Once considered a great way to expand care, the medical home could use a dose of reality.
It doesn't take a math whiz to figure out that a population with baseline costs of $114 million probably isn't going to generate $250 million in savings.
"North Carolina Medicaid is lying about its savings numbers," says Al Lewis, executive director of the Disease Management Purchasing Consortium and MHE editorial advisor. "In reality, costs went up. This has huge implications for the HMO industry-which has a lot to lose if statewide medical home models take over for Medicaid HMOs-and the feds, who are pushing this model on states with a 9-to-1 match."
SERIOUS LEAP OF FAITH
The big question comes down to the methodology for evaluating medical homes. It is exceedingly difficult to measure things that didn't happen, such as an inpatient admission that was avoided. Historic claims data might be used to forecast utilization and outcomes, which might then be compared to actual results. However, this is not the best way to measure.
In fact, the Agency for Healthcare Research and Quality (AHRQ) specifically indicates that comparing the before and after data is the least desirable way to evaluate a program's success.
As medical homes are heralded for future investment, private plans must gauge their value, knowing there might never be a foolproof way to measure the financial return. AHRQ and the National Committee for Quality Assurance (NCQA) are working hard to create standards for evaluating the quality of medical home models.
Everyone wants medical homes to be successful because they sound like such a good idea. Who wouldn't be optimistic about patients having better access to care and more preventive services?
More than 3,000 practices have been recognized as medical homes by NCQA with more on the way. Payers are offering added financial rewards to practices that gain such recognition, undoubtedly assuming that the emphasis on primary care will be offset by lower costs for inpatient admissions and ER use.

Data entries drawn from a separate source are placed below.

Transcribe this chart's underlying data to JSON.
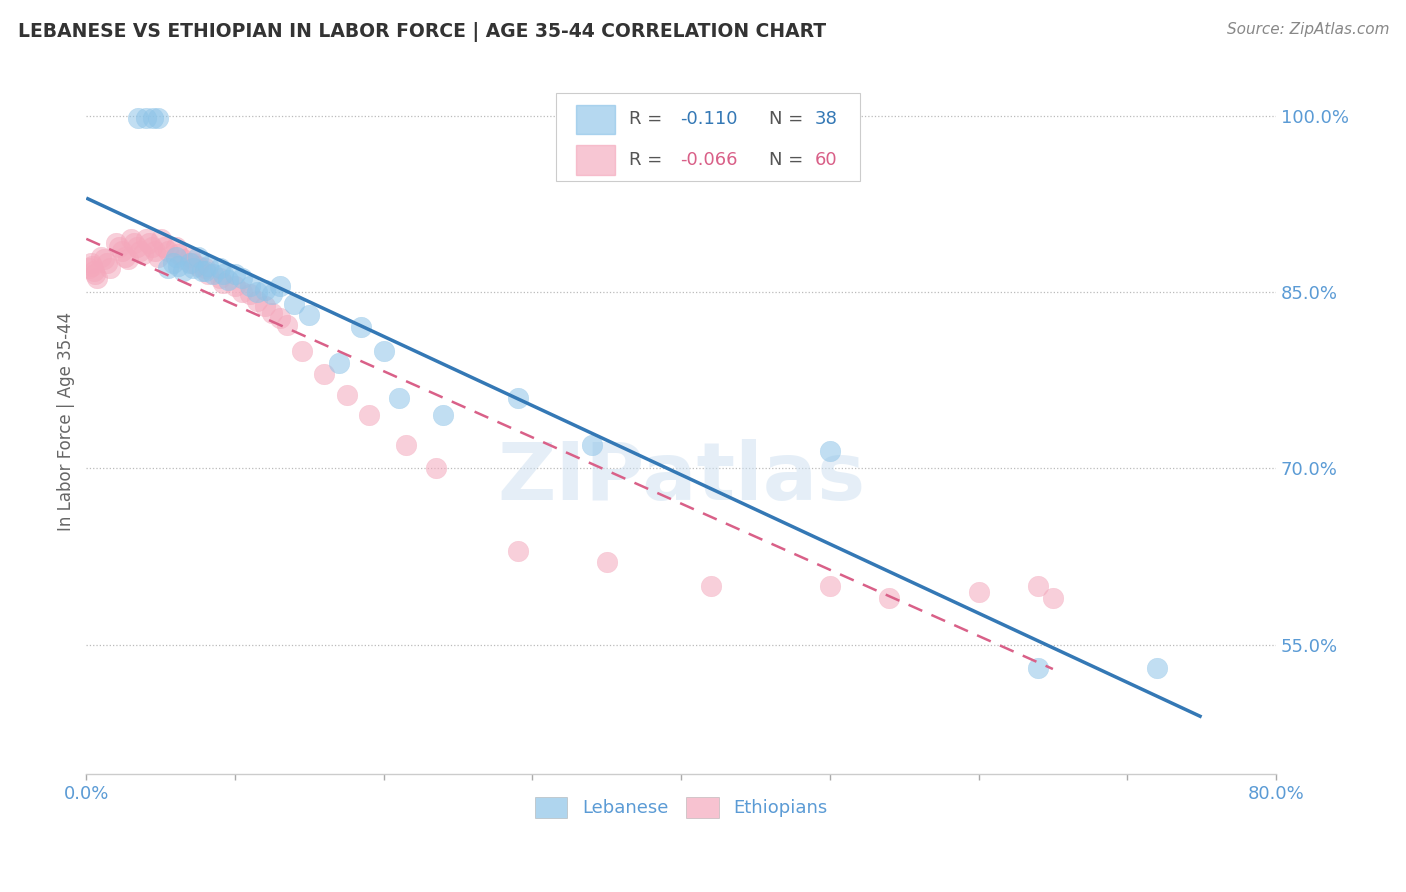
{
  "title": "LEBANESE VS ETHIOPIAN IN LABOR FORCE | AGE 35-44 CORRELATION CHART",
  "source": "Source: ZipAtlas.com",
  "ylabel": "In Labor Force | Age 35-44",
  "watermark": "ZIPatlas",
  "background_color": "#ffffff",
  "blue_color": "#8ec4e8",
  "pink_color": "#f4a8bc",
  "blue_line_color": "#3478b5",
  "pink_line_color": "#d96088",
  "axis_color": "#5b9bd5",
  "grid_color": "#bbbbbb",
  "xlim": [
    0.0,
    0.8
  ],
  "ylim": [
    0.44,
    1.04
  ],
  "yticks": [
    0.55,
    0.7,
    0.85,
    1.0
  ],
  "ytick_labels": [
    "55.0%",
    "70.0%",
    "85.0%",
    "100.0%"
  ],
  "xticks": [
    0.0,
    0.1,
    0.2,
    0.3,
    0.4,
    0.5,
    0.6,
    0.7,
    0.8
  ],
  "xtick_labels": [
    "0.0%",
    "",
    "",
    "",
    "",
    "",
    "",
    "",
    "80.0%"
  ],
  "lebanese_x": [
    0.035,
    0.04,
    0.045,
    0.048,
    0.055,
    0.058,
    0.06,
    0.062,
    0.065,
    0.07,
    0.072,
    0.075,
    0.078,
    0.08,
    0.082,
    0.085,
    0.09,
    0.092,
    0.095,
    0.1,
    0.105,
    0.11,
    0.115,
    0.12,
    0.125,
    0.13,
    0.14,
    0.15,
    0.17,
    0.185,
    0.2,
    0.21,
    0.24,
    0.29,
    0.34,
    0.5,
    0.64,
    0.72
  ],
  "lebanese_y": [
    0.998,
    0.998,
    0.998,
    0.998,
    0.87,
    0.875,
    0.88,
    0.872,
    0.868,
    0.875,
    0.87,
    0.88,
    0.868,
    0.868,
    0.872,
    0.865,
    0.87,
    0.865,
    0.86,
    0.865,
    0.862,
    0.855,
    0.85,
    0.852,
    0.848,
    0.855,
    0.84,
    0.83,
    0.79,
    0.82,
    0.8,
    0.76,
    0.745,
    0.76,
    0.72,
    0.715,
    0.53,
    0.53
  ],
  "ethiopian_x": [
    0.002,
    0.003,
    0.004,
    0.005,
    0.006,
    0.007,
    0.01,
    0.012,
    0.014,
    0.016,
    0.02,
    0.022,
    0.024,
    0.026,
    0.028,
    0.03,
    0.032,
    0.034,
    0.036,
    0.038,
    0.04,
    0.042,
    0.044,
    0.046,
    0.048,
    0.05,
    0.052,
    0.055,
    0.06,
    0.062,
    0.065,
    0.07,
    0.072,
    0.075,
    0.08,
    0.082,
    0.09,
    0.092,
    0.1,
    0.105,
    0.11,
    0.115,
    0.12,
    0.125,
    0.13,
    0.135,
    0.145,
    0.16,
    0.175,
    0.19,
    0.215,
    0.235,
    0.29,
    0.35,
    0.42,
    0.5,
    0.54,
    0.6,
    0.64,
    0.65
  ],
  "ethiopian_y": [
    0.87,
    0.875,
    0.872,
    0.868,
    0.865,
    0.862,
    0.88,
    0.878,
    0.875,
    0.87,
    0.892,
    0.888,
    0.885,
    0.88,
    0.878,
    0.895,
    0.892,
    0.888,
    0.885,
    0.882,
    0.895,
    0.892,
    0.888,
    0.885,
    0.88,
    0.895,
    0.888,
    0.885,
    0.888,
    0.882,
    0.878,
    0.88,
    0.875,
    0.872,
    0.87,
    0.865,
    0.862,
    0.858,
    0.855,
    0.85,
    0.848,
    0.842,
    0.838,
    0.832,
    0.828,
    0.822,
    0.8,
    0.78,
    0.762,
    0.745,
    0.72,
    0.7,
    0.63,
    0.62,
    0.6,
    0.6,
    0.59,
    0.595,
    0.6,
    0.59
  ]
}
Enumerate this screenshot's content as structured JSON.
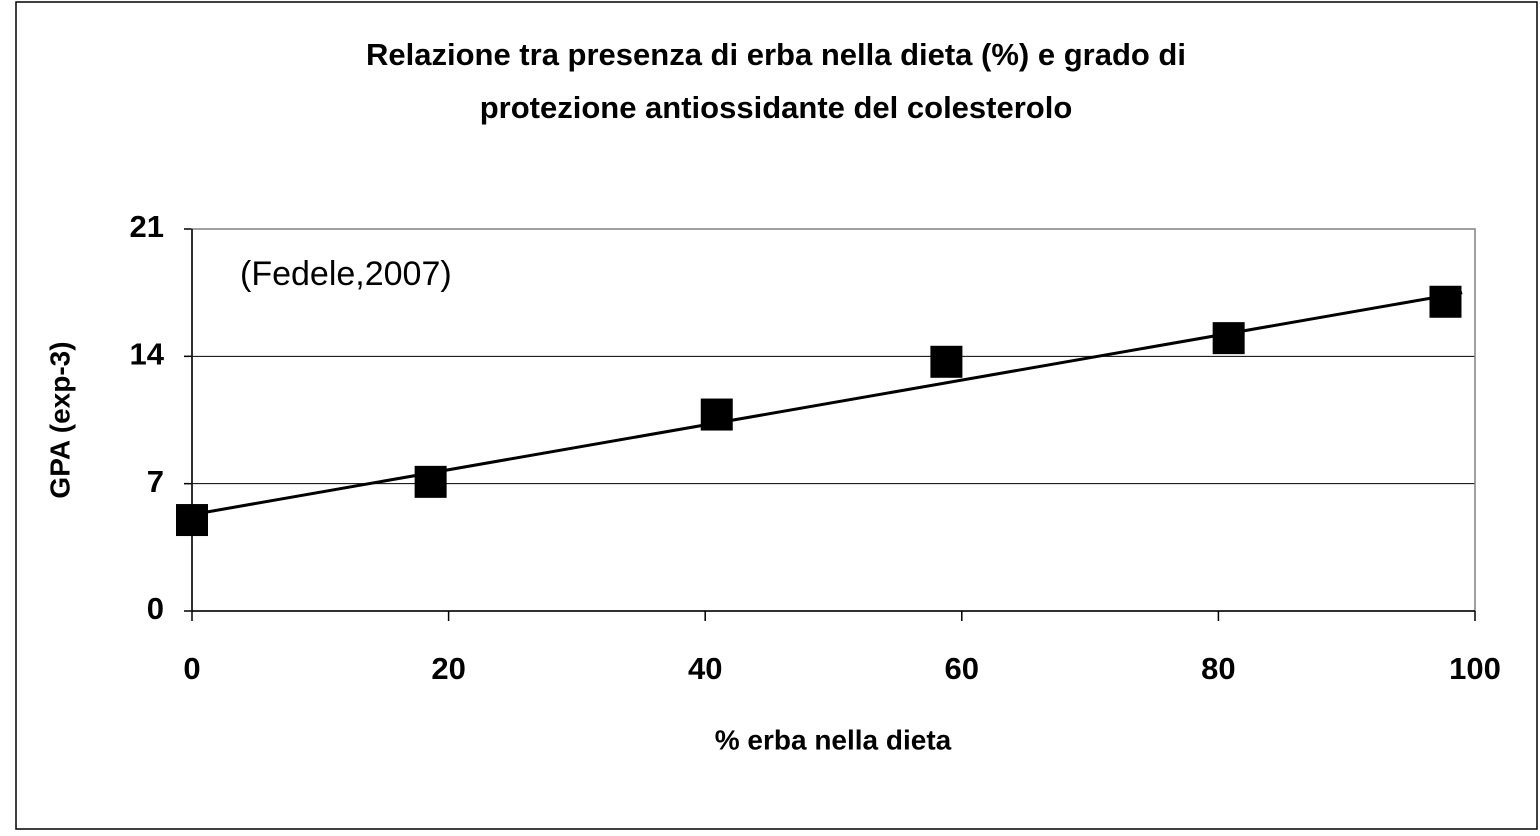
{
  "chart_data": {
    "type": "scatter",
    "title": [
      "Relazione tra presenza di erba nella dieta (%) e grado di",
      "protezione antiossidante del colesterolo"
    ],
    "x_label": "% erba nella dieta",
    "y_label": "GPA (exp-3)",
    "annotation": "(Fedele,2007)",
    "x": [
      0,
      18.6,
      40.9,
      58.8,
      80.8,
      97.7
    ],
    "values": [
      5.0,
      7.1,
      10.8,
      13.7,
      15.0,
      17.0
    ],
    "color": "#000000",
    "trendline": {
      "x": [
        0,
        99
      ],
      "values": [
        5.3,
        17.5
      ]
    },
    "xlim": [
      0,
      100
    ],
    "xticks": [
      0,
      20,
      40,
      60,
      80,
      100
    ],
    "ylim": [
      0,
      21
    ],
    "yticks": [
      0,
      7,
      14,
      21
    ],
    "grid": true
  }
}
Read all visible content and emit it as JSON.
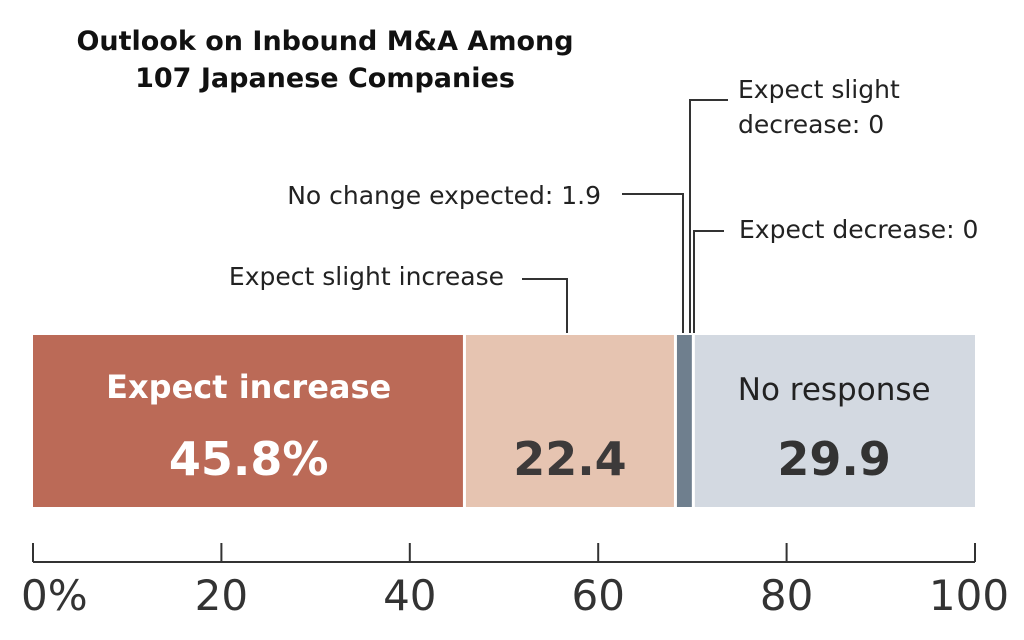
{
  "chart_data": {
    "type": "bar",
    "orientation": "horizontal-stacked",
    "title_lines": [
      "Outlook on Inbound M&A Among",
      "107 Japanese Companies"
    ],
    "unit": "%",
    "xlim": [
      0,
      100
    ],
    "ticks": [
      0,
      20,
      40,
      60,
      80,
      100
    ],
    "tick_labels": [
      "0%",
      "20",
      "40",
      "60",
      "80",
      "100"
    ],
    "grid": false,
    "legend": "none",
    "series": [
      {
        "name": "Expect increase",
        "value": 45.8,
        "value_label": "45.8%",
        "color": "#bb6a57",
        "label_inside": true,
        "text_color": "#ffffff"
      },
      {
        "name": "Expect slight increase",
        "value": 22.4,
        "value_label": "22.4",
        "color": "#e6c4b1",
        "label_inside": false,
        "text_color": "#3d3a3a"
      },
      {
        "name": "No change expected",
        "value": 1.9,
        "value_label": "1.9",
        "color": "#6f7f8e",
        "label_inside": false,
        "text_color": "#222222"
      },
      {
        "name": "Expect slight decrease",
        "value": 0,
        "value_label": "0",
        "color": "#6f7f8e",
        "label_inside": false,
        "text_color": "#222222"
      },
      {
        "name": "Expect decrease",
        "value": 0,
        "value_label": "0",
        "color": "#6f7f8e",
        "label_inside": false,
        "text_color": "#222222"
      },
      {
        "name": "No response",
        "value": 29.9,
        "value_label": "29.9",
        "color": "#d3d9e1",
        "label_inside": true,
        "text_color": "#333333"
      }
    ],
    "callouts": [
      {
        "text": "Expect slight increase"
      },
      {
        "text": "No change expected: 1.9"
      },
      {
        "lines": [
          "Expect slight",
          "decrease: 0"
        ]
      },
      {
        "text": "Expect decrease: 0"
      }
    ]
  }
}
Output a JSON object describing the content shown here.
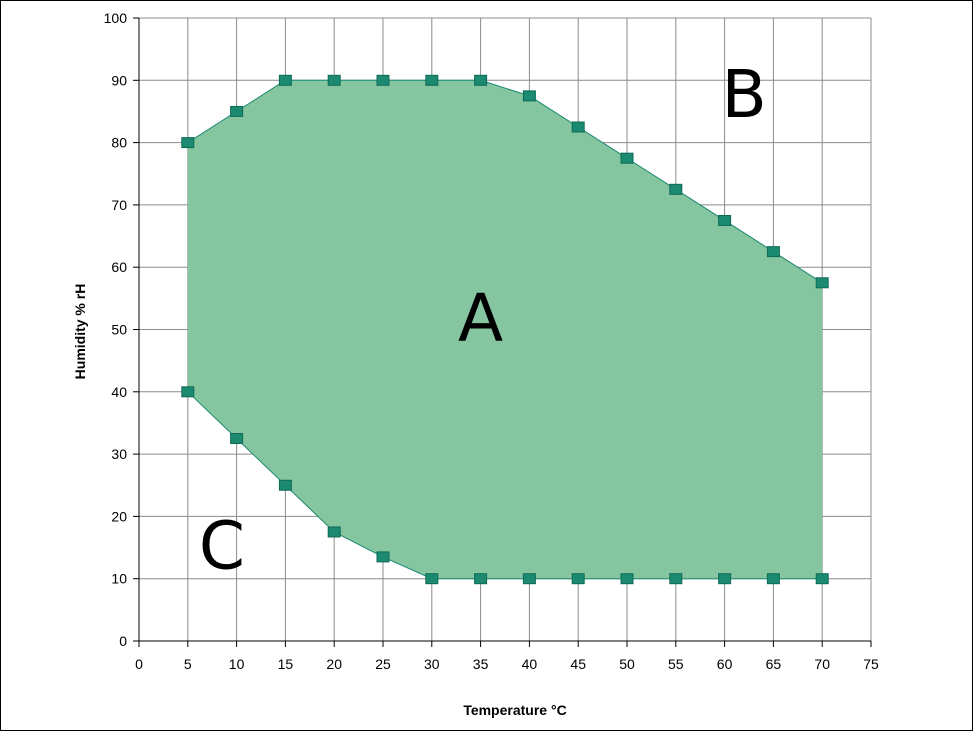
{
  "chart_data": {
    "type": "area",
    "xlabel": "Temperature °C",
    "ylabel": "Humidity % rH",
    "xlim": [
      0,
      75
    ],
    "ylim": [
      0,
      100
    ],
    "xticks": [
      0,
      5,
      10,
      15,
      20,
      25,
      30,
      35,
      40,
      45,
      50,
      55,
      60,
      65,
      70,
      75
    ],
    "yticks": [
      0,
      10,
      20,
      30,
      40,
      50,
      60,
      70,
      80,
      90,
      100
    ],
    "grid": true,
    "fill_color": "#85c6a1",
    "marker_color": "#1b8a70",
    "line_color": "#1b8a70",
    "series": [
      {
        "x": [
          5,
          10,
          15,
          20,
          25,
          30,
          35,
          40,
          45,
          50,
          55,
          60,
          65,
          70
        ],
        "y": [
          80,
          85,
          90,
          90,
          90,
          90,
          90,
          87.5,
          82.5,
          77.5,
          72.5,
          67.5,
          62.5,
          57.5
        ]
      },
      {
        "x": [
          5,
          10,
          15,
          20,
          25,
          30,
          35,
          40,
          45,
          50,
          55,
          60,
          65,
          70
        ],
        "y": [
          40,
          32.5,
          25,
          17.5,
          13.5,
          10,
          10,
          10,
          10,
          10,
          10,
          10,
          10,
          10
        ]
      }
    ],
    "annotations": [
      {
        "text": "A",
        "x": 35,
        "y": 52
      },
      {
        "text": "B",
        "x": 62,
        "y": 88
      },
      {
        "text": "C",
        "x": 8.5,
        "y": 15.5
      }
    ]
  }
}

From the provider perspective, the opportunity to deliver care more comprehensively with the help of a multidisciplinary team that is paid for its services has merit. Quick emails and other "nonvisit" services-which are reimbursed-help to make the daily office routine a bit less grueling. These are all good things.
But the added burden of quality reporting can be a turnoff as can the expectation of evening and weekend office hours. Smaller practices are unlikely to have the technology or the clinical staffing needed to extend the physicians' impact with patients.
Some believe medical homes are nice, value-added services that benefit the patient. They might save some money for certain populations, but how much and over what period of time is uncertain.
In the real world, medical homes on their own are not the slam dunk we all hoped they'd be. If you can live with that, then you'll continue to support the model, albeit with caution.